If you’d take the second option, you’re probably well on your way to having the blarney. Well, not quite. No-one’s really sure what blarney means, though at Blarney Castle, it’s suggested that it’s like blathering or blabbering, but nicer and more flattering. There’s also a precariously located stone on the parapets of the castle, infused with the essence of Blarney. Legend has it, kissing the stone will give the intrepid adventurer the gift of the gab.
Like I need any more encouragement!
I had no idea what to expect – some kind of lame tourist gimmick – but the Blarney Castle experience was actually a lot of fun. The extensive landscaped gardens are really scenic, and the imposing castle is full of sections to explore.
The first part, and my personal favourite, was the lower guardhouse, which would have served as a sentry point and first point of defence for the tower. It’s a poky little hidey hole in the hill at the base of the castle. Narrow tunnels and staircases lead off the first chamber in all directions, most of which are now closed off. I could barely crouch, and sometimes had to crawl, to explore the few remaining sections. Muddy knees aside, it was intriguing to picture the lives of the soldiers who would have made a living in such a place.
We then proceeded up to the main castle. It took an hour of running around to explore the myriad rooms, chambers, murder holes and inexplicable nooks throughout the stone structure. The well-worn stone staircase was narrow and spiralled tightly – it would have been near impossible to conquer such a place by force.

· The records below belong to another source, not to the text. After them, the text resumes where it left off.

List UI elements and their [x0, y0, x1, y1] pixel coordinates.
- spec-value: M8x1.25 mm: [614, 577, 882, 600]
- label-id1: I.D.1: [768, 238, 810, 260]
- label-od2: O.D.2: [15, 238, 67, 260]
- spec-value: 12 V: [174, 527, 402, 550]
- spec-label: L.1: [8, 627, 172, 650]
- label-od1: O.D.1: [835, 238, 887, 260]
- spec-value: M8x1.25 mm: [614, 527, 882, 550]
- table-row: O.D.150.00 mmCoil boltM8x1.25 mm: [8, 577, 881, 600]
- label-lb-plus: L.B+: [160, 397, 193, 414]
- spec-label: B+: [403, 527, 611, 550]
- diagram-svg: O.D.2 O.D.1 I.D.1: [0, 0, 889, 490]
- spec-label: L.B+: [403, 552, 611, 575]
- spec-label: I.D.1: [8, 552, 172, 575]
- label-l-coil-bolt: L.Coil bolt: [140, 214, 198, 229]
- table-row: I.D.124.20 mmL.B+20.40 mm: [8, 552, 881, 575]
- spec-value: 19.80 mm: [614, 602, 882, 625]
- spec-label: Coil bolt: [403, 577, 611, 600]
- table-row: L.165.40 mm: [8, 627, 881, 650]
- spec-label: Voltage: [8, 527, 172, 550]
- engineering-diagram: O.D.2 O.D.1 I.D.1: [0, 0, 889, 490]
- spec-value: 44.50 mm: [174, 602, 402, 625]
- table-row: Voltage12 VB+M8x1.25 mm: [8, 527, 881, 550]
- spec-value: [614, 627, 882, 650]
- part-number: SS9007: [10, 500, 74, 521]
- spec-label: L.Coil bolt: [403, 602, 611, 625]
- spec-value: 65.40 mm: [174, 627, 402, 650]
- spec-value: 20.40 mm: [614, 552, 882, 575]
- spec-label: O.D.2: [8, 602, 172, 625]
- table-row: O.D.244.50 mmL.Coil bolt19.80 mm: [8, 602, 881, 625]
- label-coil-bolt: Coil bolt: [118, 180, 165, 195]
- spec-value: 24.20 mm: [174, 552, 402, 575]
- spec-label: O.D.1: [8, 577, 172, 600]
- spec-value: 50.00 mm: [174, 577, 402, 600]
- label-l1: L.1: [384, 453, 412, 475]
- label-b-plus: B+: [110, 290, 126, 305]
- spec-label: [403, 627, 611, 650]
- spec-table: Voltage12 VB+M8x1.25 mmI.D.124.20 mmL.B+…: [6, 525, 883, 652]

Finally emerging onto the battlements at the top of the castle, we were treated to a stunning view of the surrounding countryside in the evening light. The jewel in the crown of the castle is the Blarney Stone itself – to kiss it, I had to lie on my back, grip some iron railing and shuffle my torso out over a hole which opened to a 40-metre drop. There’s a few bars to prevent messy mishaps, and a jolly old attendant to hang on to the Blarney kissers, but it’s still good fun.
Having discovered the gift of the gab, we trundled down the stairs to the deadly garden – an array of the most dangerous plants of folklore and legend. I grew up reading fantasy novels in which nightshade, poison ivy and hemlock were frequent stars, so seeing them in real life was cool. They’re surprisingly innocuous! Clearly witches didn’t make their reputation by the look of their brews, so much as the effect.
All in all, a good day out – sometimes the tourist trail is lame, but sometimes it’s bags of fun!